Как видно из фиг.3,А, масс-спектр анти-HCVcore в растворе имеет характерные сигналы с массами в диапазоне М=147 kDa, соответствующими массам целых молекул анти-HCVcore, и фрагментов легкой и тяжелой цепей этих антитела с сигналами в области М=24 kDa, 32 kDa и М=47 kDa соответственно. Масс-спектр HCVcore антигена в растворе имеет характерные сигналы с массами в диапазоне М=25 kDa, соответствующими массам целых молекул антигена. Масс-спектр иммобилизованных на поверхности биочипа изолированных анти-HCVcore (фиг.3,С) имеет характерные сигналы, соответствующие массам фрагментов легкой и тяжелой цепей этих антител с сигналами в области М=24 kDa, 32 kDa и М=47 kDa соответственно. Масс-спектр объектов на поверхности биочипа с иммобилизованными анти-HCVcore, которые были инкубированы в растворе аналита, содержащего HCV антигены (фиг.3,D), видно изменение паттерна масс-спектра по сравнению с паттерном масс-спектра изолированных анти-HCVcore (фиг.3,С), что связано со вкладом в полный масс-спектр сигналов от HCVcoreAg. Так, кроме сигналов, соответствующих массам фрагментов легкой и тяжелой цепей антител, появляются сигналы с массами М=52 kDa и 77 kDa, соответствующие комплексам фрагментов, включающих легкую цепь антител с антигенами HCVcore, а также существенное увеличение сигнала в области 25 kDa, соответствующей вкладу от целого антигена HCVcore. Таким образом, сопряжение системы на основе сканирующей атомно-силовой микроскопии и масс-спектрометрии позволяет регистрировать HCVcore антиген с помощью биочипа к атомно-силовому микроскопу в растворе и идентифицировать эти антигены с помощью масс-спектрометрического анализа. Если белок имеет массу более 30 кДа, то может производиться протеолиз как in situ на биочипе, так и в смытом аналите в случае анализа методом ESI, как описано в обзоре [Williams С., Addona T.A. TIBTECH, 2000, v.18, February, 45-48]. В обоих случаях анализируются пептиды - продукты протеолиза.

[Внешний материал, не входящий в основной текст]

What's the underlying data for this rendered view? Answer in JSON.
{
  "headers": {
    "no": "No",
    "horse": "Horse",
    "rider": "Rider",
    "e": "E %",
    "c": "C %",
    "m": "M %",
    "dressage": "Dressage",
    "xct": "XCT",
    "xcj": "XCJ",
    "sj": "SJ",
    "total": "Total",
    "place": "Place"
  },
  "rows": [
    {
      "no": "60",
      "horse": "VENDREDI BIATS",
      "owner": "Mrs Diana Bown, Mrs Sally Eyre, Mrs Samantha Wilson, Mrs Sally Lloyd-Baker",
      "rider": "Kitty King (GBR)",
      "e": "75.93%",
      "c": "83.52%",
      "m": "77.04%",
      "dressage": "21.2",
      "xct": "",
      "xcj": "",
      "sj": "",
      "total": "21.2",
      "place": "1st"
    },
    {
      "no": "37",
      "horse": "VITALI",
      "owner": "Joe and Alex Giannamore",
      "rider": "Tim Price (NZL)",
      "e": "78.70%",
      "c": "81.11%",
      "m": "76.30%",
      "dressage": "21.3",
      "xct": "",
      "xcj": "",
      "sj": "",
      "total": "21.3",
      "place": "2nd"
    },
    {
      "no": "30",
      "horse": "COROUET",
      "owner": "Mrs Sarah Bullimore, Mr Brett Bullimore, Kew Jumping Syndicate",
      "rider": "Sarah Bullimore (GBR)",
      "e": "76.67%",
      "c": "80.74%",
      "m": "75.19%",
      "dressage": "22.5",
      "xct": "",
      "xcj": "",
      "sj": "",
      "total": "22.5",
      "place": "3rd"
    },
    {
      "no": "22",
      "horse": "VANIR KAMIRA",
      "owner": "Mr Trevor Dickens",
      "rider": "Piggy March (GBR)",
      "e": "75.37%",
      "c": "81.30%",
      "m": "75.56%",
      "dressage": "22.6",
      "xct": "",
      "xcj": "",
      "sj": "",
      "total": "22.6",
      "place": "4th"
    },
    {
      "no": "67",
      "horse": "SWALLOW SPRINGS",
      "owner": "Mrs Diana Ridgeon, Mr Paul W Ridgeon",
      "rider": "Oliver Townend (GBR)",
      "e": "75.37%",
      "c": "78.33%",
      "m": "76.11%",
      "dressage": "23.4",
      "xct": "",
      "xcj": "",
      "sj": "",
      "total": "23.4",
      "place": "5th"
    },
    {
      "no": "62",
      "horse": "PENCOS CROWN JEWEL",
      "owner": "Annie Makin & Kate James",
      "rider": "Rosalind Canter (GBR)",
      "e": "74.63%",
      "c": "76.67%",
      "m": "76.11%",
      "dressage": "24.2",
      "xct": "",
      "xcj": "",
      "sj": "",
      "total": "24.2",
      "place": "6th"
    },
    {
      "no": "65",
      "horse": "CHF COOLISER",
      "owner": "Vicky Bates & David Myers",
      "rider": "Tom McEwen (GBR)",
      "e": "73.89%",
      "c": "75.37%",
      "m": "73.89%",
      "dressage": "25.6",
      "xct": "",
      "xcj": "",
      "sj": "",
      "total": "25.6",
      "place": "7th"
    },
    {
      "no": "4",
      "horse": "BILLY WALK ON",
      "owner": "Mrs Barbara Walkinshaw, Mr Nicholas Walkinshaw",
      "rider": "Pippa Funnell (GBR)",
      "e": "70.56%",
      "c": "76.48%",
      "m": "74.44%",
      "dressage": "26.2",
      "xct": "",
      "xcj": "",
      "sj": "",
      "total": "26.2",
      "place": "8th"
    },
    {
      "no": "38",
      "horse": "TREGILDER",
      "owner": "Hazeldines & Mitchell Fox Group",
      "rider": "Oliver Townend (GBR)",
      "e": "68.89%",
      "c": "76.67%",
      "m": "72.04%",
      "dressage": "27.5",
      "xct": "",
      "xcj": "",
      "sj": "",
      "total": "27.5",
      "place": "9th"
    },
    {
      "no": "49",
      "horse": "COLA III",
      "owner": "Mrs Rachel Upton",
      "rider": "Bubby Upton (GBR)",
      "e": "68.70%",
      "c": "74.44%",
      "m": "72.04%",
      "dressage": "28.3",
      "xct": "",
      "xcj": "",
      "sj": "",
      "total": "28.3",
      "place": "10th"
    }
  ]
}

Для повышения чувствительности комплексы молекул с макромолекулами на поверхности чипа могут ковалентно сшиваться с помощью химических, фотохимических, химических методов с радиоизотопной меткой.
В качестве методов ионизации при масс-спектрометрометрическом анализе могут быть использованы LD, MALDI, SELDI, SALDI, ESI, SIMS, FAB (fast atom bombardment). В случае использования последних двух методов поверхность отмытого биочипа может покрываться тонким слоем золота, получаемого методом напыления в вакууме.
В качестве масс-анализаторов могут быть использованы TOF, Q, Q-TOF, FTICR, ion TRAP, ORBITRAP.
1. Способ регистрации и идентификации макромолекул в растворе аналита при помощи сопряженной системы на основе сканирующей пробной микроскопии и масс-спектрометрии, при котором ансамбль аффинных иммобилизованных молекул на поверхности биочипа инкубируют в растворе макромолекул, которые за счет аффинного биоспецифического связывания с иммобилизованными молекулами вылавливаются из этого раствора, отмывают от неспецифически сорбированных молекул, после чего полученные комплексы иммобилизованных белков с выловленными макромолекулами регистрируют с помощью сканирующего зондового микросокопа, а идентификацию выловленных комплексов производят методом масс-спектрометрии in situ с использованием лазерной десорбции LD, а также MALDI, SELDI, SALDI, SIMS, FAB или методом ESI, при этом комплексы молекул с макромолекулами на поверхности чипа могут ковалентно сшиваться с помощью химических, фотохимических или химических методов.
2. Способ по п.1, отличающийся тем, что в качестве сканирующего зондового микроскопа используют атомно-силовой микроскоп, или сканирующий туннельный микроскоп, или оптический ближнепольный микроскоп в одноканальном или многоканальном исполнении.
3. Способ по п.1, отличающийся тем, что в качестве молекул, иммобилизованных на поверхности чипа, могут быть антитела, антигены, аптамеры, фотоаптамеры, олигонуклеотиды или их фрагменты как в виде отдельного чипа, так и любые комбинации этих молекул в виде поля.